# Camada semântica e definição de métricas

> O lugar onde a definição de um indicador vive uma vez só: o que é camada semântica, por que a métrica calculada dentro de cada painel produz números divergentes, como escrever uma definição que não admite interpretação, e quem responde por ela.

Fonte: https://lumarys.com.br/trilhas/engenharia-de-analytics/alem-da-ementa/camada-semantica-e-metricas/ · Lumarys (marca da Cernyn) · CC BY-NC-SA 4.0

## Em uma frase

A camada semântica é onde a **definição de uma métrica vive uma vez só** e de
onde qualquer ferramenta recebe o mesmo número — mas ela não decide **qual**
definição vale: isso é decisão de negócio.

## Por que os números divergem

A causa estrutural não é cálculo errado: é **duplicação**. Quando cada painel
implementa a própria versão de "receita", as versões evoluem separadas. Uma
passa a excluir cancelamento, outra não; uma usa a data do pedido, outra a do
faturamento.

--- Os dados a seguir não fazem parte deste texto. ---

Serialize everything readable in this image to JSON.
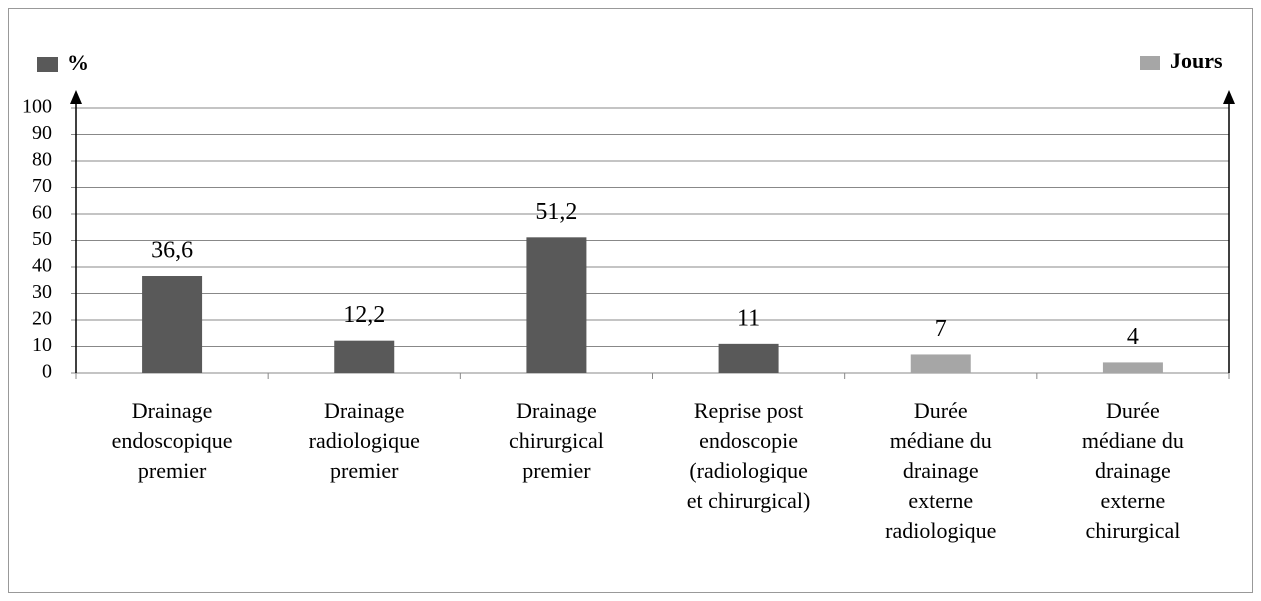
{
  "chart_data": {
    "type": "bar",
    "categories": [
      [
        "Drainage",
        "endoscopique",
        "premier"
      ],
      [
        "Drainage",
        "radiologique",
        "premier"
      ],
      [
        "Drainage",
        "chirurgical",
        "premier"
      ],
      [
        "Reprise post",
        "endoscopie",
        "(radiologique",
        "et chirurgical)"
      ],
      [
        "Durée",
        "médiane du",
        "drainage",
        "externe",
        "radiologique"
      ],
      [
        "Durée",
        "médiane du",
        "drainage",
        "externe",
        "chirurgical"
      ]
    ],
    "series": [
      {
        "name": "%",
        "color": "#595959",
        "values": [
          36.6,
          12.2,
          51.2,
          11,
          null,
          null
        ],
        "value_labels": [
          "36,6",
          "12,2",
          "51,2",
          "11",
          null,
          null
        ]
      },
      {
        "name": "Jours",
        "color": "#a6a6a6",
        "axis": "y2",
        "values": [
          null,
          null,
          null,
          null,
          7,
          4
        ],
        "value_labels": [
          null,
          null,
          null,
          null,
          "7",
          "4"
        ]
      }
    ],
    "ylim": [
      0,
      100
    ],
    "yticks": [
      0,
      10,
      20,
      30,
      40,
      50,
      60,
      70,
      80,
      90,
      100
    ],
    "y2lim": [
      0,
      100
    ],
    "grid": true
  }
}
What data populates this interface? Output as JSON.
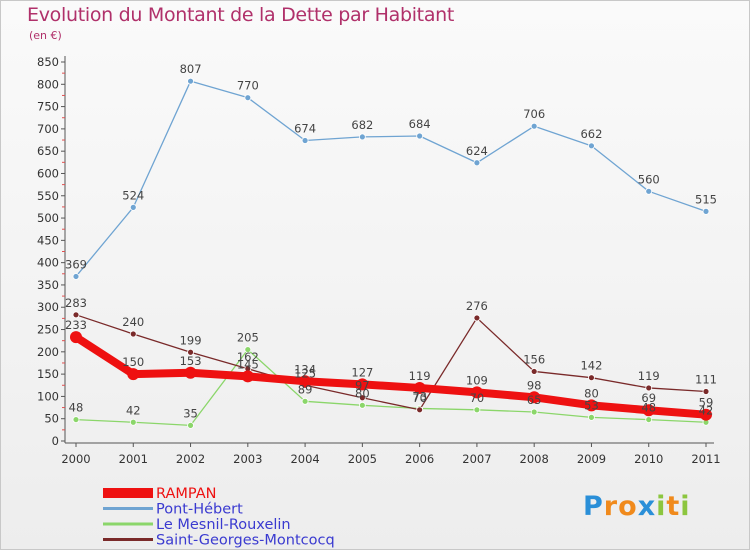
{
  "title": "Evolution du Montant de la Dette par Habitant",
  "unit": "(en €)",
  "brand": {
    "letters": [
      "P",
      "r",
      "o",
      "x",
      "i",
      "t",
      "i"
    ],
    "colors": [
      "#2a8fd8",
      "#f08a1c",
      "#f08a1c",
      "#2a8fd8",
      "#8cc63f",
      "#f08a1c",
      "#8cc63f"
    ]
  },
  "chart_data": {
    "type": "line",
    "title": "Evolution du Montant de la Dette par Habitant",
    "ylabel": "(en €)",
    "xlabel": "",
    "x": [
      "2000",
      "2001",
      "2002",
      "2003",
      "2004",
      "2005",
      "2006",
      "2007",
      "2008",
      "2009",
      "2010",
      "2011"
    ],
    "ylim": [
      0,
      850
    ],
    "yticks": [
      0,
      50,
      100,
      150,
      200,
      250,
      300,
      350,
      400,
      450,
      500,
      550,
      600,
      650,
      700,
      750,
      800,
      850
    ],
    "grid": false,
    "legend": "bottom-left",
    "series": [
      {
        "name": "RAMPAN",
        "color": "#ee1111",
        "values": [
          233,
          150,
          153,
          145,
          134,
          127,
          119,
          109,
          98,
          80,
          69,
          59
        ]
      },
      {
        "name": "Pont-Hébert",
        "color": "#6fa4d2",
        "values": [
          369,
          524,
          807,
          770,
          674,
          682,
          684,
          624,
          706,
          662,
          560,
          515
        ]
      },
      {
        "name": "Le Mesnil-Rouxelin",
        "color": "#8bd66a",
        "values": [
          48,
          42,
          35,
          205,
          89,
          80,
          73,
          70,
          65,
          53,
          48,
          42
        ]
      },
      {
        "name": "Saint-Georges-Montcocq",
        "color": "#7a2a2a",
        "values": [
          283,
          240,
          199,
          162,
          125,
          97,
          70,
          276,
          156,
          142,
          119,
          111
        ]
      }
    ]
  }
}
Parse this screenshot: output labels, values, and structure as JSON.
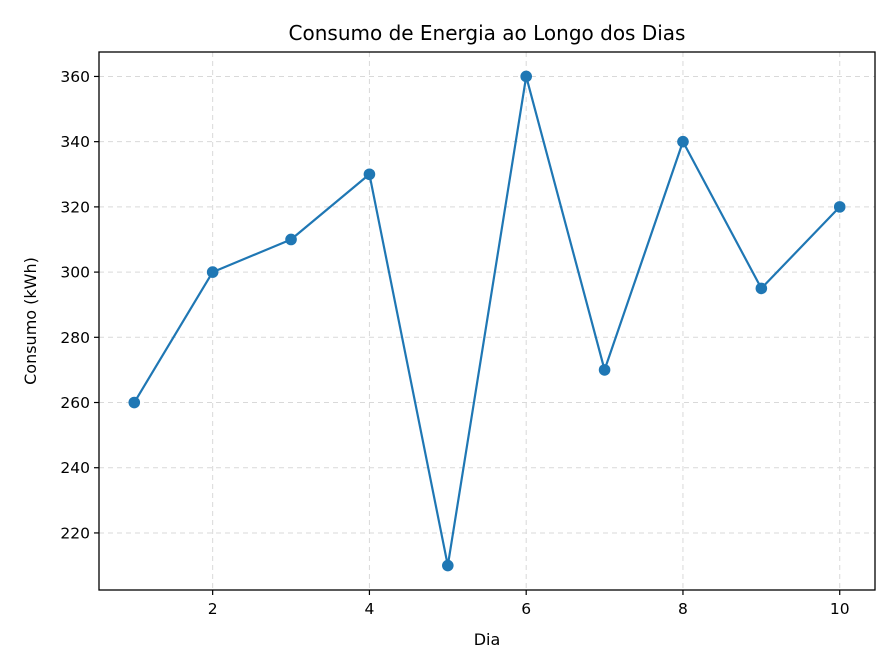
{
  "chart_data": {
    "type": "line",
    "title": "Consumo de Energia ao Longo dos Dias",
    "xlabel": "Dia",
    "ylabel": "Consumo (kWh)",
    "x": [
      1,
      2,
      3,
      4,
      5,
      6,
      7,
      8,
      9,
      10
    ],
    "series": [
      {
        "values": [
          260,
          300,
          310,
          330,
          210,
          360,
          270,
          340,
          295,
          320
        ],
        "color": "#1f77b4"
      }
    ],
    "xlim": [
      0.55,
      10.45
    ],
    "ylim": [
      202.5,
      367.5
    ],
    "xticks": [
      2,
      4,
      6,
      8,
      10
    ],
    "yticks": [
      220,
      240,
      260,
      280,
      300,
      320,
      340,
      360
    ],
    "grid": true,
    "marker": "circle"
  }
}
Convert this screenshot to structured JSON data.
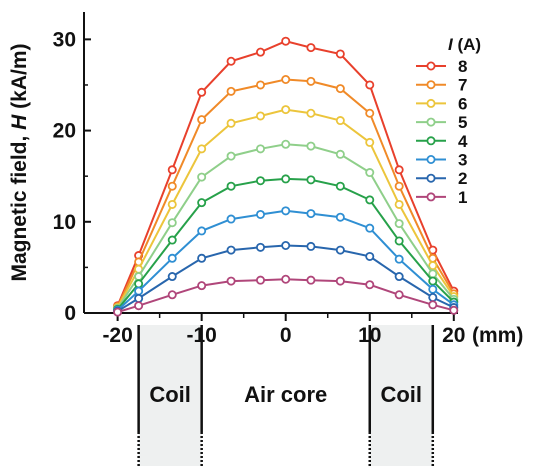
{
  "chart_data": {
    "type": "line",
    "xlabel": "(mm)",
    "ylabel": "Magnetic field, H (kA/m)",
    "ylabel_parts": {
      "pre": "Magnetic field, ",
      "var": "H",
      "post": " (kA/m)"
    },
    "xlim": [
      -24,
      20.5
    ],
    "ylim": [
      0,
      33
    ],
    "xticks": [
      -20,
      -10,
      0,
      10,
      20
    ],
    "xtick_labels": [
      "-20",
      "-10",
      "0",
      "10",
      "20"
    ],
    "yticks": [
      0,
      10,
      20,
      30
    ],
    "ytick_labels": [
      "0",
      "10",
      "20",
      "30"
    ],
    "x": [
      -20,
      -17.5,
      -13.5,
      -10,
      -6.5,
      -3,
      0,
      3,
      6.5,
      10,
      13.5,
      17.5,
      20
    ],
    "legend": {
      "title_var": "I",
      "title_unit": " (A)",
      "position": "top-right"
    },
    "series": [
      {
        "name": "8",
        "color": "#e8402c",
        "values": [
          0.8,
          6.3,
          15.7,
          24.2,
          27.6,
          28.6,
          29.8,
          29.1,
          28.4,
          25.0,
          15.7,
          6.9,
          2.4
        ]
      },
      {
        "name": "7",
        "color": "#f08a28",
        "values": [
          0.7,
          5.6,
          13.9,
          21.2,
          24.3,
          25.0,
          25.6,
          25.4,
          24.6,
          21.9,
          13.9,
          6.0,
          2.1
        ]
      },
      {
        "name": "6",
        "color": "#ecc53c",
        "values": [
          0.6,
          4.8,
          11.9,
          18.0,
          20.8,
          21.6,
          22.3,
          21.9,
          21.1,
          18.7,
          11.9,
          5.2,
          1.8
        ]
      },
      {
        "name": "5",
        "color": "#8fcf8a",
        "values": [
          0.5,
          4.0,
          9.9,
          14.9,
          17.2,
          18.0,
          18.5,
          18.3,
          17.4,
          15.4,
          9.8,
          4.3,
          1.5
        ]
      },
      {
        "name": "4",
        "color": "#27a14a",
        "values": [
          0.4,
          3.2,
          8.0,
          12.1,
          13.9,
          14.5,
          14.7,
          14.6,
          13.9,
          12.4,
          7.9,
          3.5,
          1.2
        ]
      },
      {
        "name": "3",
        "color": "#2f8fd3",
        "values": [
          0.3,
          2.4,
          6.0,
          9.0,
          10.3,
          10.8,
          11.2,
          10.9,
          10.5,
          9.3,
          5.9,
          2.6,
          0.9
        ]
      },
      {
        "name": "2",
        "color": "#2866ad",
        "values": [
          0.2,
          1.6,
          4.0,
          6.0,
          6.9,
          7.2,
          7.4,
          7.3,
          6.9,
          6.2,
          4.0,
          1.7,
          0.6
        ]
      },
      {
        "name": "1",
        "color": "#b0467a",
        "values": [
          0.1,
          0.8,
          2.0,
          3.0,
          3.5,
          3.6,
          3.7,
          3.6,
          3.5,
          3.1,
          2.0,
          0.9,
          0.3
        ]
      }
    ],
    "regions": [
      {
        "label": "Coil",
        "from": -17.5,
        "to": -10,
        "shaded": true
      },
      {
        "label": "Air core",
        "from": -10,
        "to": 10,
        "shaded": false
      },
      {
        "label": "Coil",
        "from": 10,
        "to": 17.5,
        "shaded": true
      }
    ],
    "grid": false
  }
}
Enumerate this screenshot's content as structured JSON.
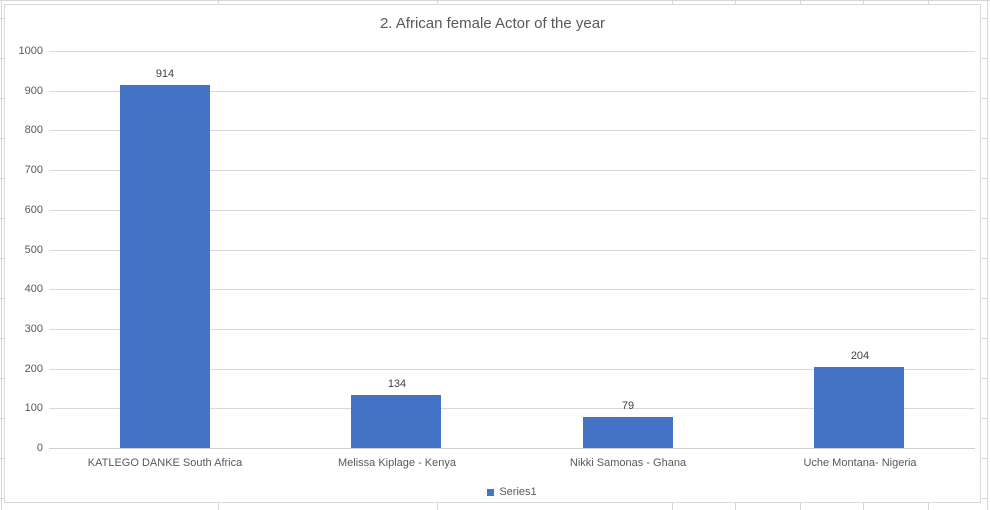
{
  "window": {
    "context": "spreadsheet embedded chart object"
  },
  "chart_data": {
    "type": "bar",
    "title": "2. African female Actor of the year",
    "categories": [
      "KATLEGO DANKE South Africa",
      "Melissa Kiplage - Kenya",
      "Nikki Samonas - Ghana",
      "Uche Montana- Nigeria"
    ],
    "series": [
      {
        "name": "Series1",
        "values": [
          914,
          134,
          79,
          204
        ]
      }
    ],
    "xlabel": "",
    "ylabel": "",
    "ylim": [
      0,
      1000
    ],
    "ytick_step": 100,
    "grid": true,
    "data_labels": true,
    "legend_position": "bottom"
  },
  "colors": {
    "bar": "#4472C4",
    "gridline": "#D9D9D9",
    "axis_line": "#D0D0D0",
    "title_text": "#595959",
    "axis_text": "#595959",
    "data_label_text": "#404040",
    "chart_border": "#D9D9D9",
    "sheet_gridline": "#D6D6D6"
  }
}
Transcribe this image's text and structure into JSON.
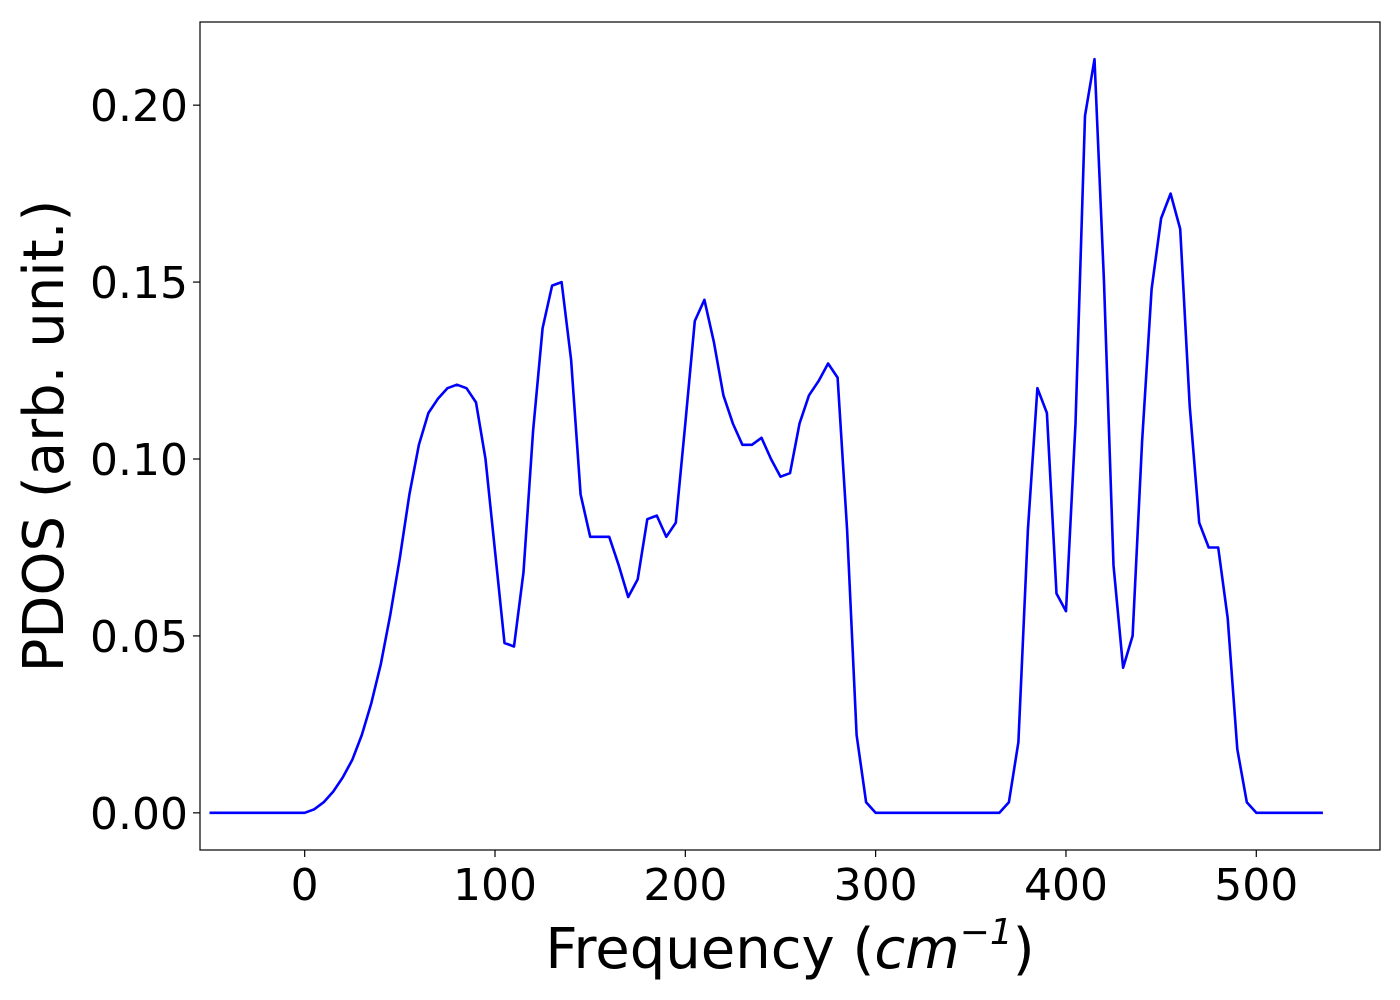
{
  "chart_data": {
    "type": "line",
    "xlabel": "Frequency (cm⁻¹)",
    "xlabel_parts": {
      "prefix": "Frequency (",
      "unit": "cm",
      "exponent": "−1",
      "suffix": ")"
    },
    "ylabel": "PDOS (arb. unit.)",
    "xlim": [
      -55,
      565
    ],
    "ylim": [
      -0.0105,
      0.2235
    ],
    "x_ticks": [
      0,
      100,
      200,
      300,
      400,
      500
    ],
    "x_tick_labels": [
      "0",
      "100",
      "200",
      "300",
      "400",
      "500"
    ],
    "y_ticks": [
      0.0,
      0.05,
      0.1,
      0.15,
      0.2
    ],
    "y_tick_labels": [
      "0.00",
      "0.05",
      "0.10",
      "0.15",
      "0.20"
    ],
    "grid": false,
    "series": [
      {
        "color": "#0000ff",
        "x": [
          -50,
          0,
          5,
          10,
          15,
          20,
          25,
          30,
          35,
          40,
          45,
          50,
          55,
          60,
          65,
          70,
          75,
          80,
          85,
          90,
          95,
          100,
          105,
          110,
          115,
          120,
          125,
          130,
          135,
          140,
          145,
          150,
          155,
          160,
          165,
          170,
          175,
          180,
          185,
          190,
          195,
          200,
          205,
          210,
          215,
          220,
          225,
          230,
          235,
          240,
          245,
          250,
          255,
          260,
          265,
          270,
          275,
          280,
          285,
          290,
          295,
          300,
          365,
          370,
          375,
          380,
          385,
          390,
          395,
          400,
          405,
          410,
          415,
          420,
          425,
          430,
          435,
          440,
          445,
          450,
          455,
          460,
          465,
          470,
          475,
          480,
          485,
          490,
          495,
          500,
          535
        ],
        "y": [
          0.0,
          0.0,
          0.001,
          0.003,
          0.006,
          0.01,
          0.015,
          0.022,
          0.031,
          0.042,
          0.056,
          0.072,
          0.09,
          0.104,
          0.113,
          0.117,
          0.12,
          0.121,
          0.12,
          0.116,
          0.1,
          0.074,
          0.048,
          0.047,
          0.068,
          0.108,
          0.137,
          0.149,
          0.15,
          0.128,
          0.09,
          0.078,
          0.078,
          0.078,
          0.07,
          0.061,
          0.066,
          0.083,
          0.084,
          0.078,
          0.082,
          0.11,
          0.139,
          0.145,
          0.133,
          0.118,
          0.11,
          0.104,
          0.104,
          0.106,
          0.1,
          0.095,
          0.096,
          0.11,
          0.118,
          0.122,
          0.127,
          0.123,
          0.08,
          0.022,
          0.003,
          0.0,
          0.0,
          0.003,
          0.02,
          0.08,
          0.12,
          0.113,
          0.062,
          0.057,
          0.11,
          0.197,
          0.213,
          0.15,
          0.07,
          0.041,
          0.05,
          0.105,
          0.148,
          0.168,
          0.175,
          0.165,
          0.115,
          0.082,
          0.075,
          0.075,
          0.055,
          0.018,
          0.003,
          0.0,
          0.0
        ]
      }
    ]
  }
}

Ninguém errou — e os números não batem.

<Comparativo
  colunas={["Onde a métrica é definida", "O que acontece"]}
  linhas={[
    ["Dentro de cada painel", "Lógica duplicada, evolução separada, divergência garantida"],
    ["Numa consulta compartilhada por cópia", "Divergem assim que alguém edita a cópia"],
    ["Na camada semântica", "Definida uma vez, consumida por todos, muda num lugar só"]
  ]}
/>

<Termo nome="camada semântica">Lugar onde métricas e dimensões são definidas de forma consultável, para que ferramentas diferentes recebam o mesmo número com a mesma regra.</Termo>

Ela **não** é o dicionário de dados: o dicionário descreve o significado de
colunas; a camada define **métricas**, e é consumida em tempo de consulta.

## O que uma definição precisa ter

<Passos itens={[
  "Nome e fórmula.",
  "Janela de tempo.",
  "Filtros e exclusões: cancelamento, teste interno, pedido de funcionário.",
  "Qual data usar: do pedido, do faturamento ou do pagamento.",
  "Grão a que ela se aplica.",
  "Dono, que é do negócio.",
  "Versão, com data de vigência."
]} />

<Callout tipo="atencao" titulo="As duas omissões que mais causam divergência">
**Qual data usar** e **quais exclusões**. Receita pela data do pedido, do
faturamento e do pagamento dá três números — e todo mundo acha óbvio qual é o
certo, até comparar com a área do lado.
</Callout>

O teste de uma boa definição é operacional: **duas pessoas implementam a partir
do texto e chegam ao mesmo número**. Se não chegam, o problema está no texto.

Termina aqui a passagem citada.